FluxGateContext fields
All .withContext() calls accept the following fields:
{
feature?: string // e.g., "chatbot", "content-gen"
user?: string | UserSession // End-user ID or rich object
step?: string // Step within a multi-step pipeline
sessionId?: string
conversationId?: string
costOverride?: GeminiCostOverride // Custom per-token rates (see below)
metadata?: Record<string, unknown> // Arbitrary custom data
}
GeminiCostOverride
Supply custom rates when FluxGate does not have pricing for a model.
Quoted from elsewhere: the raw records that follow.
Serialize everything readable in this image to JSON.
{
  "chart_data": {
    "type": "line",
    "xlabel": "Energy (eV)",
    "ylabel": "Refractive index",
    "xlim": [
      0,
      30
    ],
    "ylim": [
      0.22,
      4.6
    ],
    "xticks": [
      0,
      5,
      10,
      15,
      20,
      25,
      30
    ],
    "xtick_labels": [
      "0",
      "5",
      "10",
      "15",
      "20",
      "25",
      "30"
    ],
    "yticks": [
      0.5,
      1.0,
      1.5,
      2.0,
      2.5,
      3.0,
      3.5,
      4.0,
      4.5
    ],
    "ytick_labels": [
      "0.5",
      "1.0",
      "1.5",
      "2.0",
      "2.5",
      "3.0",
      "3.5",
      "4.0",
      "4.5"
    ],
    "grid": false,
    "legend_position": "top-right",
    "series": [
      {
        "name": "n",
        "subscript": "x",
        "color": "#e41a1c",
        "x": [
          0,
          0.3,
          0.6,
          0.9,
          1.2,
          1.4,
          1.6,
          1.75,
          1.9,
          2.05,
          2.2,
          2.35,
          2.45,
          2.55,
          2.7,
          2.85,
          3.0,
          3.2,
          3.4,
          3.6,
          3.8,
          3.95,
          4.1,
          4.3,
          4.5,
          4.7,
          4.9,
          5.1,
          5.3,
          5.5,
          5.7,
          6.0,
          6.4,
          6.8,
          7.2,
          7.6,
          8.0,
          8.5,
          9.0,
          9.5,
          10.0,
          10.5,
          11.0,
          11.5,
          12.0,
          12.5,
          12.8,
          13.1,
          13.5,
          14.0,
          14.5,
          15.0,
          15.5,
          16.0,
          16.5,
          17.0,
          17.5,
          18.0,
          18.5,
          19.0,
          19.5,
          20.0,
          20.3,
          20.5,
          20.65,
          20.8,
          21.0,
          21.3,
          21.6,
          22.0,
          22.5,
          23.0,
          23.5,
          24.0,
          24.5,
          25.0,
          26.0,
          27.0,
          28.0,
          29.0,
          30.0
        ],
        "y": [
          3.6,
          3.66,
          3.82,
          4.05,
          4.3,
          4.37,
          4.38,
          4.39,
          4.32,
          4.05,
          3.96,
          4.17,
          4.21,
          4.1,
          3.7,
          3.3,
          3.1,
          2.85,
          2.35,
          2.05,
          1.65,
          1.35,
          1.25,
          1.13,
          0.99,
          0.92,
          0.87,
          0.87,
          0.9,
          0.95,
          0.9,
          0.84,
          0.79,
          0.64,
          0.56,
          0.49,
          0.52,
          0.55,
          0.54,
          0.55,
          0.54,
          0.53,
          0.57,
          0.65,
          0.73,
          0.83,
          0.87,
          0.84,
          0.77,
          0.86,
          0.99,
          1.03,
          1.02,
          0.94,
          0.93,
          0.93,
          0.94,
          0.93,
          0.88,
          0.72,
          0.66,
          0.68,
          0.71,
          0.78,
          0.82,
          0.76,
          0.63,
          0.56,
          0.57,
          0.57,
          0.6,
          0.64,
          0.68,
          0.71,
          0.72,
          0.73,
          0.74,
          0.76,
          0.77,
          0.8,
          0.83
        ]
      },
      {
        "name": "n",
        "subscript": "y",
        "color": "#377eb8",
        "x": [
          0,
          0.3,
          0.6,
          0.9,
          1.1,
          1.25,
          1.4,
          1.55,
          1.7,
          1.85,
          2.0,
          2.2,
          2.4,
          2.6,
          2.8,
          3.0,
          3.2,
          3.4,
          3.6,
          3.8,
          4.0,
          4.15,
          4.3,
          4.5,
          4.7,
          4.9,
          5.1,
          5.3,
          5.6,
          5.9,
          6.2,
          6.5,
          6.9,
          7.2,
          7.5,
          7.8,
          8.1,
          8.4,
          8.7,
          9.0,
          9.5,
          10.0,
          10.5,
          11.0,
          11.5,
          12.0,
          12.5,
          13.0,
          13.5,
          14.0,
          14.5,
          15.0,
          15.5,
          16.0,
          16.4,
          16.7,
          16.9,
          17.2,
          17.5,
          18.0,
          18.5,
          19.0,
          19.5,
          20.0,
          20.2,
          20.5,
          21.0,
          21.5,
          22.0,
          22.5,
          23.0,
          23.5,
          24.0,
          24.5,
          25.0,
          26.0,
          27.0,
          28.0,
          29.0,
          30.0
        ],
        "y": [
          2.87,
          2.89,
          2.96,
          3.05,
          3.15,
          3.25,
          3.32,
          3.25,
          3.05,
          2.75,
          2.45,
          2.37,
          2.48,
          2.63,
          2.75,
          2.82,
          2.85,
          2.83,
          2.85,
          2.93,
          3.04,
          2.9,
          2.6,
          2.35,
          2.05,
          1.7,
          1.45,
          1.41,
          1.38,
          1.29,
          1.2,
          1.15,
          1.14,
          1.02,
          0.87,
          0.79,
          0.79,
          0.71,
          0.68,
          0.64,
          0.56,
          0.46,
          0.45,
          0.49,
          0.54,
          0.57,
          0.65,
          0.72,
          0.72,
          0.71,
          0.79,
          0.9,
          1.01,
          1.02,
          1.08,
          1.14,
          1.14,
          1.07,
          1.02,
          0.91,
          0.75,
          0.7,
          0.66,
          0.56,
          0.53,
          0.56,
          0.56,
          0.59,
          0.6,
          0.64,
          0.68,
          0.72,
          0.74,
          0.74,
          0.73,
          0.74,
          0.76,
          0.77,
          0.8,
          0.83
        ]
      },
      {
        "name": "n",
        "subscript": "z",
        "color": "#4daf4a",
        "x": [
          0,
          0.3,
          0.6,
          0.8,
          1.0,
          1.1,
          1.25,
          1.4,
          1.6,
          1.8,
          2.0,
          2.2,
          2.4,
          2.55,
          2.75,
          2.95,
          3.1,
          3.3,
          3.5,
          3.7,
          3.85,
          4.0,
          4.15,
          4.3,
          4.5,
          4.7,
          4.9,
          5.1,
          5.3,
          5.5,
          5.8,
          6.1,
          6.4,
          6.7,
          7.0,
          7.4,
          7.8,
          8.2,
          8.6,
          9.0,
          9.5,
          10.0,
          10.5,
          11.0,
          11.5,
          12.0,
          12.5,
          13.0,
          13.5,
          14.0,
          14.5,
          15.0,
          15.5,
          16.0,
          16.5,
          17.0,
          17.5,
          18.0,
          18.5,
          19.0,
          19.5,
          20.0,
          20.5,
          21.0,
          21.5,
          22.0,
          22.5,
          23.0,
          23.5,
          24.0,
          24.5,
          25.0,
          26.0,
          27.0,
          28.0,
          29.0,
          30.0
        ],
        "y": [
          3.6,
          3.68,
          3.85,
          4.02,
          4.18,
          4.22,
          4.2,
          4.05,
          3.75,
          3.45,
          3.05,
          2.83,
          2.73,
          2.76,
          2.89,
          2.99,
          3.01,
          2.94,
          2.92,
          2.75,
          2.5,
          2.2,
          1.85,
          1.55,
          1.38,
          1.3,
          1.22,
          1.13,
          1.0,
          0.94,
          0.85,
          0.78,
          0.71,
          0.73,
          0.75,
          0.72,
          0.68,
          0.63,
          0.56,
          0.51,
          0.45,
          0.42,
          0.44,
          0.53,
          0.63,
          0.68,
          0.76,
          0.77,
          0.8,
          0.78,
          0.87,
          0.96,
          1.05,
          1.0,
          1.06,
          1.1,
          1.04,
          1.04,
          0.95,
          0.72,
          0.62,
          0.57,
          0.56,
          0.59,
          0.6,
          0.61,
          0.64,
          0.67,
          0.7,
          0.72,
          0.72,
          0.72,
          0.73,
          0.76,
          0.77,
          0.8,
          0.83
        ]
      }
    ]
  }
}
All rates are per 1 million tokens.
await gemini
.withContext({
feature: "fine-tuned-gen",
costOverride: {
inputCostPer1MTokens: 1.25,
outputCostPer1MTokens: 5.0,
thinkingCostPer1MTokens: 3.5, // Gemini 2.5 thinking tokens
},
})
.models.generateContent({ model: "gemini-2.5-pro", contents: prompt });
Supported methods
| Method | Non-streaming | Streaming |
|---|---|---|
models.generateContent | ✅ | — |
models.generateContentStream | — | ✅ |
chats.create → sendMessage | ✅ | — |
chats.create → sendMessageStream | — | ✅ |
models.embedContent | ✅ | — |
Supported models
gemini-2.5-pro, gemini-2.5-flash, gemini-1.5-pro, gemini-1.5-flash, text-embedding-004, and any model published in @google/genai.